Иногда до меня долетали обрывки разговоров старших о ней. «Не дай Бог никому пережить того, что она пережила…»; «Потерять всех родных в годы репрессий — мыслимое ли дело для юной девушки?»; «Пережить допросы и пытки — как она только выдержала?» — вот далеко не все, что мне доводилось слышать. Но даже говорили об этом тихо, с оттенком не то ужаса, не то благоговения, ибо уже само то, что человек выжил в жерновах репрессий, было чудом.

Казалось, она была неспособна на проявление любых ярких чувств. Никогда ни смеха, ни слез. Иногда улыбка, иногда горькая усмешка. Ничего более.

Но всякий раз после ее прихода/ухода создавалось впечатление какой-то застывшей печали. Словно человек сроднился с этим чувством, неся его в себе много лет, и — парадокс! — то, что должно было бы угнетать, разрушать, в конце концов, помогло выковать облик и характер. Соткалась некая Фея Печали. Если бы мне доверили иллюстрировать известную сказку Андерсона «Калоши счастья», то Фею Печали я рисовала бы именно с этой женщины.

Лик 2. Старуха

Это лицо было страшнее всех. Строго говоря, это была фотография в книге, посвященной женщинам-жертвам сталинских репрессий. Я нигде и никогда не встречала столько боли и обреченности во взгляде.

Как выяснилось, женщину эту арестовали вместе с дочерью. На момент ареста ей было около 80 лет, она была не нужна, и ее не трогали, основное обвинение было предъявлено дочери, но мать взяли, чтобы поскорее сломить дочь. Дочь постоянно таскали на допросы, не давали спать, истязали.

Мать была очень набожна, постоянно молилась о спасении. После очередного допроса дочери, она подошла к ней и тихо по-французски сказала: «Если будет совсем плохо, разрешаю наложить на себя руки. Грех твой перед Богом беру на себя».

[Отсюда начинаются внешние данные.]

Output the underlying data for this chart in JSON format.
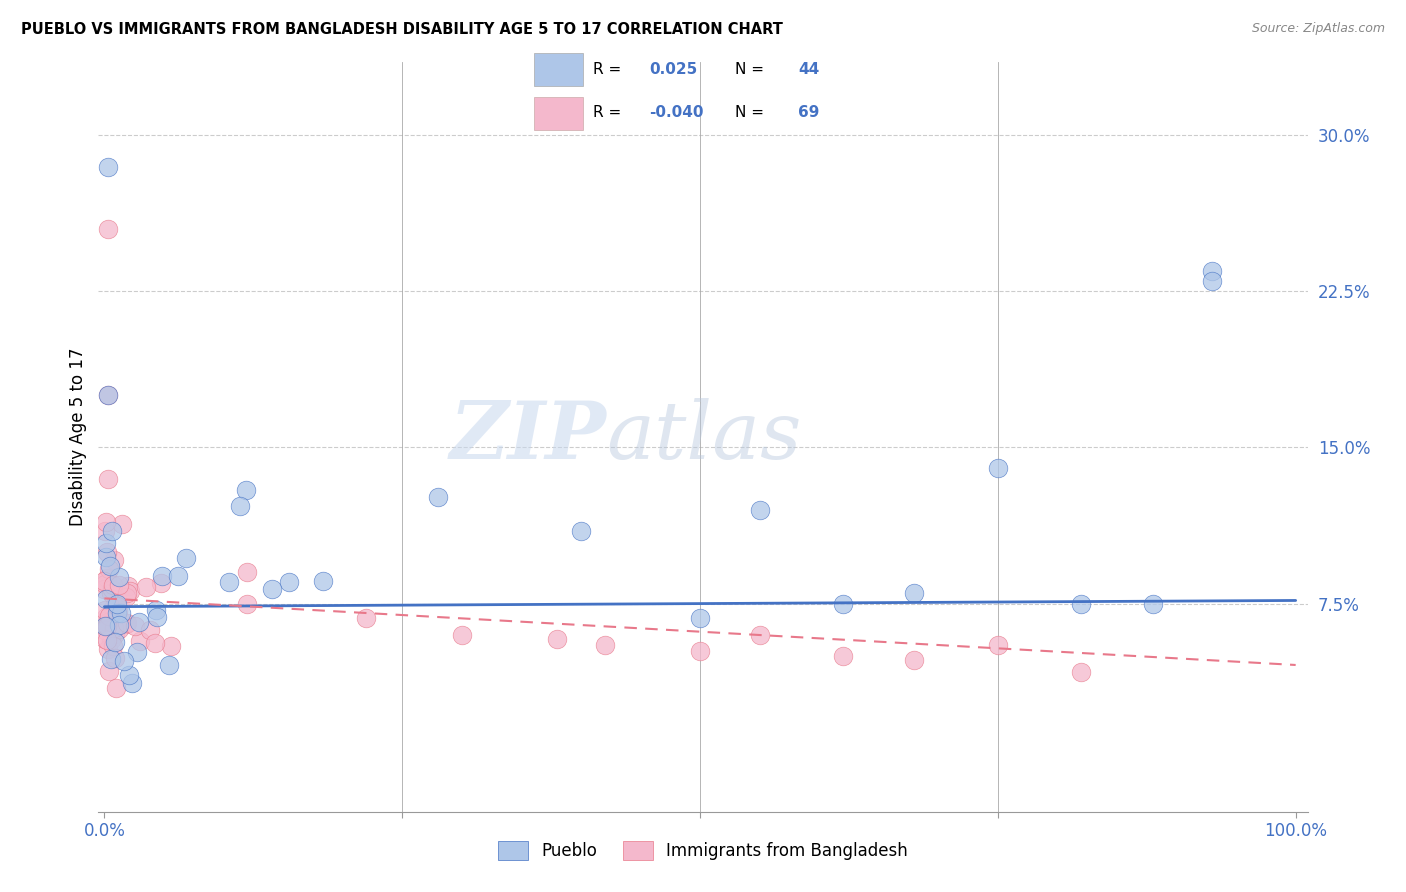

Можно, нет… невозможно себе представить, чего стоило ей — Матери, истово верующей женщине, произнести эти слова… Снимок был сделан за несколько дней до смерти этой женщины. Дочери на тот момент уже не было…

Если бы меня попросили изобразить Страдание, я бы сразу вспомнила о фотографии той женщины.

Лик 3. Ольга Берггольц

У родителей была грампластинка под названием «Читает Ольга Берголльц». Мне было шесть лет, и в стихи я особо не вслушивалась. Пластинка была заезженной и скворчала, как сотни сковородок с жарящейся картошкой. Кроме того, голос поэтессы казался мне слишком высоким и надрывным, это немного пугало.

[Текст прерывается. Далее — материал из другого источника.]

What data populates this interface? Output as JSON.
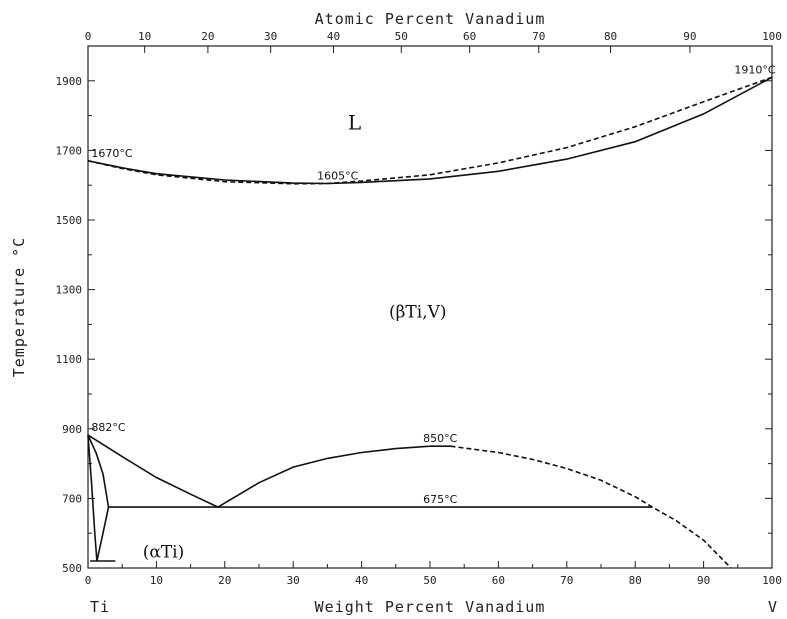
{
  "chart_data": {
    "type": "line",
    "title": "",
    "xlabel": "Weight Percent Vanadium",
    "x2label": "Atomic Percent Vanadium",
    "ylabel": "Temperature °C",
    "xlim": [
      0,
      100
    ],
    "ylim": [
      500,
      2000
    ],
    "x_ticks": [
      0,
      10,
      20,
      30,
      40,
      50,
      60,
      70,
      80,
      90,
      100
    ],
    "x_tick_labels": [
      "0",
      "10",
      "20",
      "30",
      "40",
      "50",
      "60",
      "70",
      "80",
      "90",
      "100"
    ],
    "x2_ticks": [
      0,
      8.28,
      17.53,
      26.7,
      35.9,
      45.8,
      55.8,
      65.9,
      76.4,
      88.0,
      100
    ],
    "x2_tick_labels": [
      "0",
      "10",
      "20",
      "30",
      "40",
      "50",
      "60",
      "70",
      "80",
      "90",
      "100"
    ],
    "y_ticks": [
      500,
      700,
      900,
      1100,
      1300,
      1500,
      1700,
      1900
    ],
    "y_tick_labels": [
      "500",
      "700",
      "900",
      "1100",
      "1300",
      "1500",
      "1700",
      "1900"
    ],
    "endpoint_labels": {
      "left": "Ti",
      "right": "V"
    },
    "grid": false,
    "series": [
      {
        "style": "solid",
        "points": [
          [
            0,
            1670
          ],
          [
            5,
            1650
          ],
          [
            10,
            1633
          ],
          [
            20,
            1615
          ],
          [
            30,
            1606
          ],
          [
            35,
            1605
          ],
          [
            40,
            1608
          ],
          [
            50,
            1618
          ],
          [
            60,
            1640
          ],
          [
            70,
            1675
          ],
          [
            80,
            1725
          ],
          [
            90,
            1805
          ],
          [
            100,
            1910
          ]
        ]
      },
      {
        "style": "dashed",
        "points": [
          [
            0,
            1670
          ],
          [
            5,
            1648
          ],
          [
            10,
            1630
          ],
          [
            20,
            1610
          ],
          [
            30,
            1604
          ],
          [
            35,
            1605
          ],
          [
            40,
            1612
          ],
          [
            50,
            1630
          ],
          [
            60,
            1664
          ],
          [
            70,
            1708
          ],
          [
            80,
            1768
          ],
          [
            90,
            1840
          ],
          [
            100,
            1910
          ]
        ]
      },
      {
        "style": "solid",
        "points": [
          [
            0,
            882
          ],
          [
            5,
            820
          ],
          [
            10,
            760
          ],
          [
            15,
            712
          ],
          [
            19,
            675
          ]
        ]
      },
      {
        "style": "solid",
        "points": [
          [
            19,
            675
          ],
          [
            25,
            745
          ],
          [
            30,
            790
          ],
          [
            35,
            815
          ],
          [
            40,
            832
          ],
          [
            45,
            843
          ],
          [
            50,
            850
          ],
          [
            53,
            850
          ]
        ]
      },
      {
        "style": "dashed",
        "points": [
          [
            53,
            850
          ],
          [
            60,
            832
          ],
          [
            65,
            812
          ],
          [
            70,
            786
          ],
          [
            75,
            752
          ],
          [
            80,
            705
          ],
          [
            82.5,
            675
          ],
          [
            86,
            636
          ],
          [
            90,
            580
          ],
          [
            94,
            500
          ]
        ]
      },
      {
        "style": "solid",
        "points": [
          [
            3,
            675
          ],
          [
            82.5,
            675
          ]
        ]
      },
      {
        "style": "solid",
        "points": [
          [
            0,
            882
          ],
          [
            1.2,
            830
          ],
          [
            2.2,
            770
          ],
          [
            3,
            675
          ]
        ]
      },
      {
        "style": "solid",
        "points": [
          [
            3,
            675
          ],
          [
            2.2,
            600
          ],
          [
            1.3,
            520
          ]
        ]
      },
      {
        "style": "solid",
        "points": [
          [
            0,
            882
          ],
          [
            0.5,
            750
          ],
          [
            1,
            600
          ],
          [
            1.3,
            520
          ]
        ]
      },
      {
        "style": "solid",
        "points": [
          [
            0.3,
            520
          ],
          [
            4,
            520
          ]
        ]
      }
    ],
    "annotations": [
      {
        "text": "1670°C",
        "x": 0.5,
        "y": 1670
      },
      {
        "text": "1910°C",
        "x": 94.5,
        "y": 1910
      },
      {
        "text": "1605°C",
        "x": 33.5,
        "y": 1605
      },
      {
        "text": "882°C",
        "x": 0.5,
        "y": 882
      },
      {
        "text": "850°C",
        "x": 49,
        "y": 850
      },
      {
        "text": "675°C",
        "x": 49,
        "y": 675
      }
    ],
    "phase_labels": [
      {
        "text": "L",
        "x": 38,
        "y": 1760
      },
      {
        "text": "(βTi,V)",
        "x": 44,
        "y": 1220
      },
      {
        "text": "(αTi)",
        "x": 8,
        "y": 530
      }
    ]
  }
}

Гораздо больше мне нравилось рассматривать ее портрет на обложке. Удлиненное, скуластое лицо, крыло светлых волос, высокий лоб и взгляд… Обращенный в себя, отстраненный и чуть удивленный. Словно спрашивающий: «За что?»

Если бы меня попросили изобразить безмолвный вечный вопрос, я бы вспомнила об Ольге Берггольц…

Ляман Багирова
При написании эссе использованы материалы из Интернета, воспоминания Ольги Оконевской и Е. Евтушенко об Ольге Берггольц, архивные записи самой поэтессы и проч. материалы.